In 2019, sales of the VW brand increased by 4.5 percent

Other carmakers also pulled the ripcord to protect their employees from possible infections. Daimler stops most of its production in Europe for two weeks, BMW for four weeks. Opel is already shutting down production in a controlled manner.

The past fiscal year was still going well for the cars with the VW emblem. Despite the economic slowdown in many countries, operating profit before special items such as contaminated diesel engines rose from 3.2 to 3.8 billion euros. Sales rose by 4.5 percent to 88.4 billion euros, and the brand sold just under 6.3 million vehicles.
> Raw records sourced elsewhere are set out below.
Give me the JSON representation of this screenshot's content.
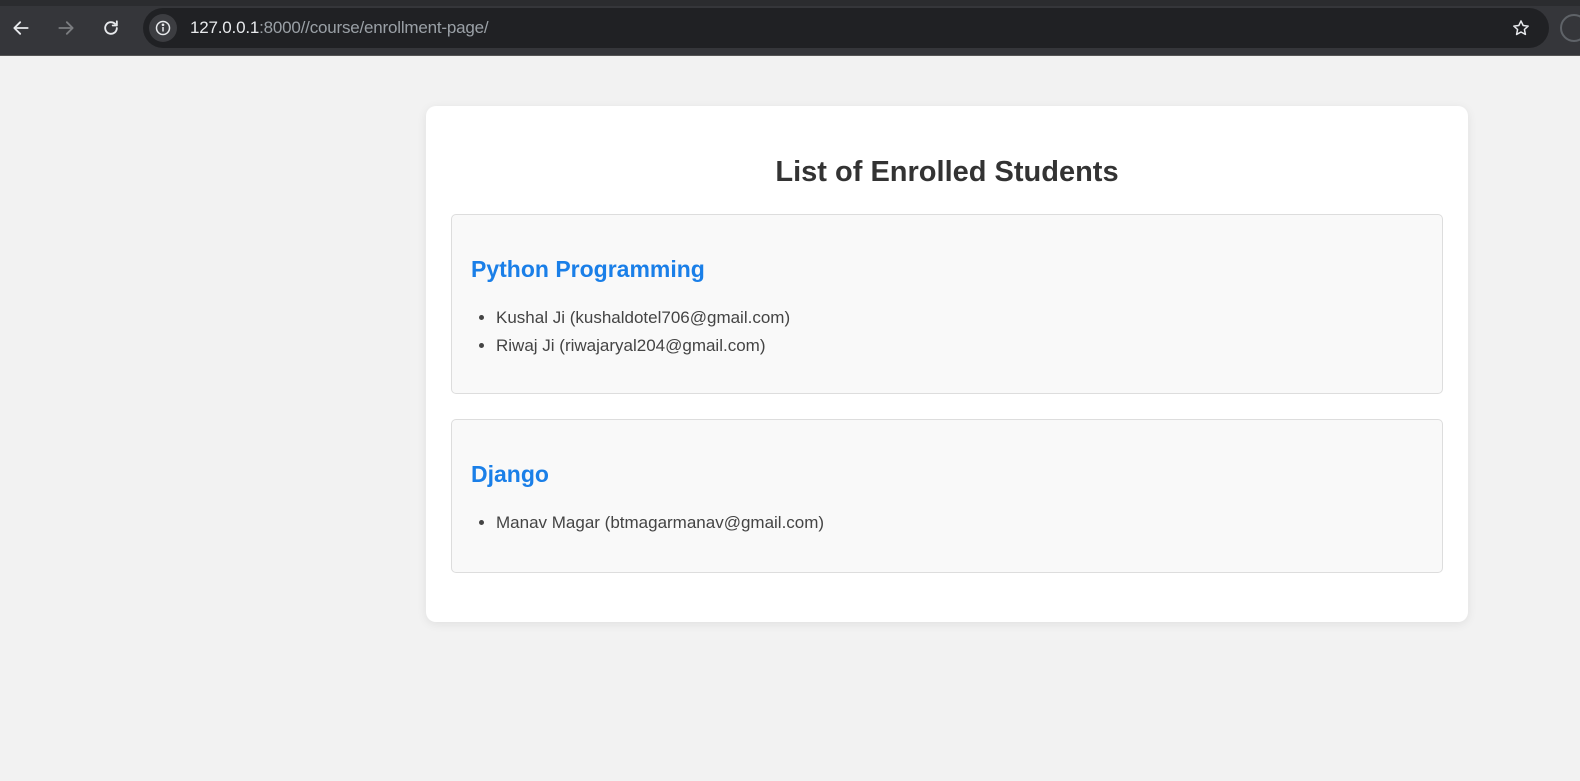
{
  "browser": {
    "url_host": "127.0.0.1",
    "url_rest": ":8000//course/enrollment-page/",
    "back_icon": "arrow-left-icon",
    "forward_icon": "arrow-right-icon",
    "reload_icon": "reload-icon",
    "site_info_icon": "info-icon",
    "bookmark_icon": "star-icon"
  },
  "page": {
    "title": "List of Enrolled Students",
    "courses": [
      {
        "name": "Python Programming",
        "students": [
          "Kushal Ji (kushaldotel706@gmail.com)",
          "Riwaj Ji (riwajaryal204@gmail.com)"
        ]
      },
      {
        "name": "Django",
        "students": [
          "Manav Magar (btmagarmanav@gmail.com)"
        ]
      }
    ]
  },
  "colors": {
    "course_title": "#1a7fe8",
    "page_background": "#f2f2f2",
    "card_background": "#ffffff",
    "course_box_background": "#f9f9f9"
  }
}
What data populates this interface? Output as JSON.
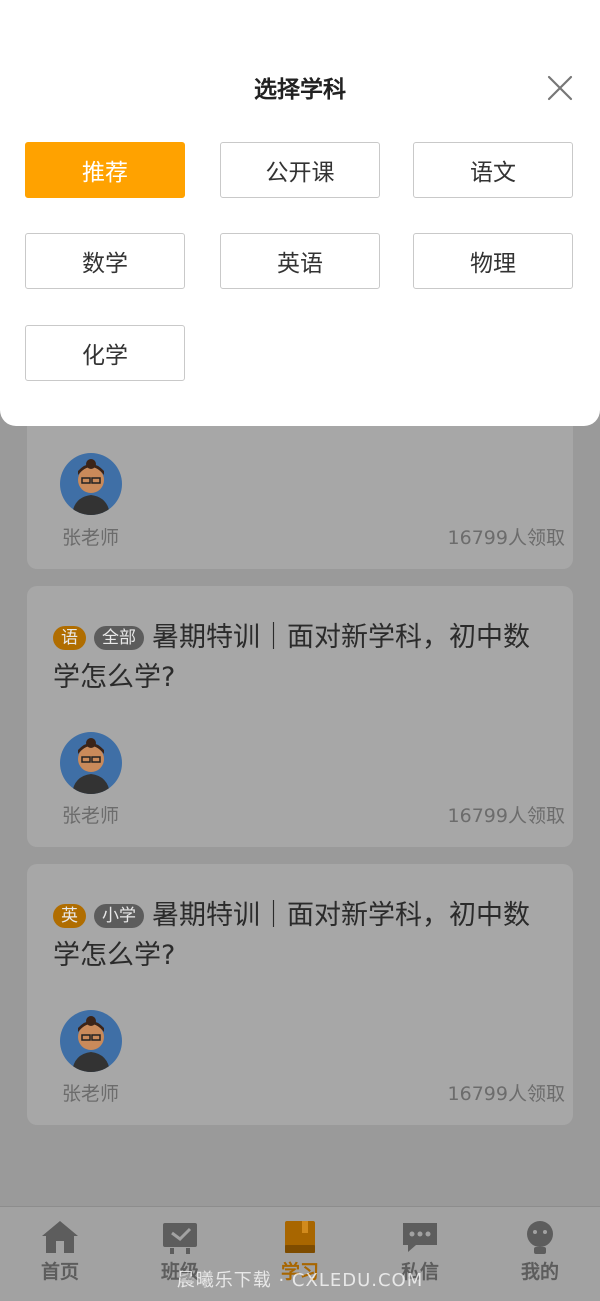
{
  "sheet": {
    "title": "选择学科",
    "subjects": [
      {
        "label": "推荐",
        "active": true
      },
      {
        "label": "公开课",
        "active": false
      },
      {
        "label": "语文",
        "active": false
      },
      {
        "label": "数学",
        "active": false
      },
      {
        "label": "英语",
        "active": false
      },
      {
        "label": "物理",
        "active": false
      },
      {
        "label": "化学",
        "active": false
      }
    ]
  },
  "courses": [
    {
      "teacher": "张老师",
      "claimed": "16799人领取"
    },
    {
      "subject_tag": "语",
      "level_tag": "全部",
      "title": "暑期特训｜面对新学科，初中数学怎么学?",
      "teacher": "张老师",
      "claimed": "16799人领取"
    },
    {
      "subject_tag": "英",
      "level_tag": "小学",
      "title": "暑期特训｜面对新学科，初中数学怎么学?",
      "teacher": "张老师",
      "claimed": "16799人领取"
    }
  ],
  "tabbar": {
    "items": [
      {
        "label": "首页",
        "icon": "home-icon"
      },
      {
        "label": "班级",
        "icon": "class-icon"
      },
      {
        "label": "学习",
        "icon": "book-icon",
        "active": true
      },
      {
        "label": "私信",
        "icon": "message-icon"
      },
      {
        "label": "我的",
        "icon": "profile-icon"
      }
    ]
  },
  "watermark": "晨曦乐下载 · CXLEDU.COM",
  "colors": {
    "accent": "#ffa200",
    "overlay": "#9a9a9a"
  }
}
Managing Director Ralf Brandstätter now expects more difficult times: “In 2020 we will face major challenges, especially against the background of the corona pandemic.”

Prospects for Europe’s car markets are rapidly darkening

Industry experts currently assess the prospects for Europe’s overall car market as bleak. After two sharp drops in new registrations across the EU by 7.5 percent in January and again 7.4 percent in February, the consulting firm EY expects a drastic decline in the near future. “March will be very weak, in April the new car market will practically come to a standstill,” it said.

Despite the uncertainty, VW wants to push ahead with the expansion of the e-fleet this year. In addition to the ID.3, the despite software delays is to go to customers from the summer Electric SUV ID.4 as a direct follow-up model in the schedule. At least 1.5 million electric cars are to be sold in five years. The massive investments are also necessary in order to be able to comply with the stricter EU limits for CO2 emissions.

Read also: 10,000 technicians fight for VW flagship car ID.3

The proportion of SUVs in VW sales in Europe has grown to over 37 percent, car manufacturers earn a lot of money with the often-viewed city SUVs. Most recently, the smaller Tiguan went well. Other hybrid models are also planned.

By the end of 2019, VW had achieved 2.7 of the total of 3 billion euros in planned cost reductions in its savings and renovation program “Future Pact”. Around 10,900 jobs were cut, 4,500 new ones were created in future-oriented areas such as e-drives and digitalization. IT experts in particular have good chances.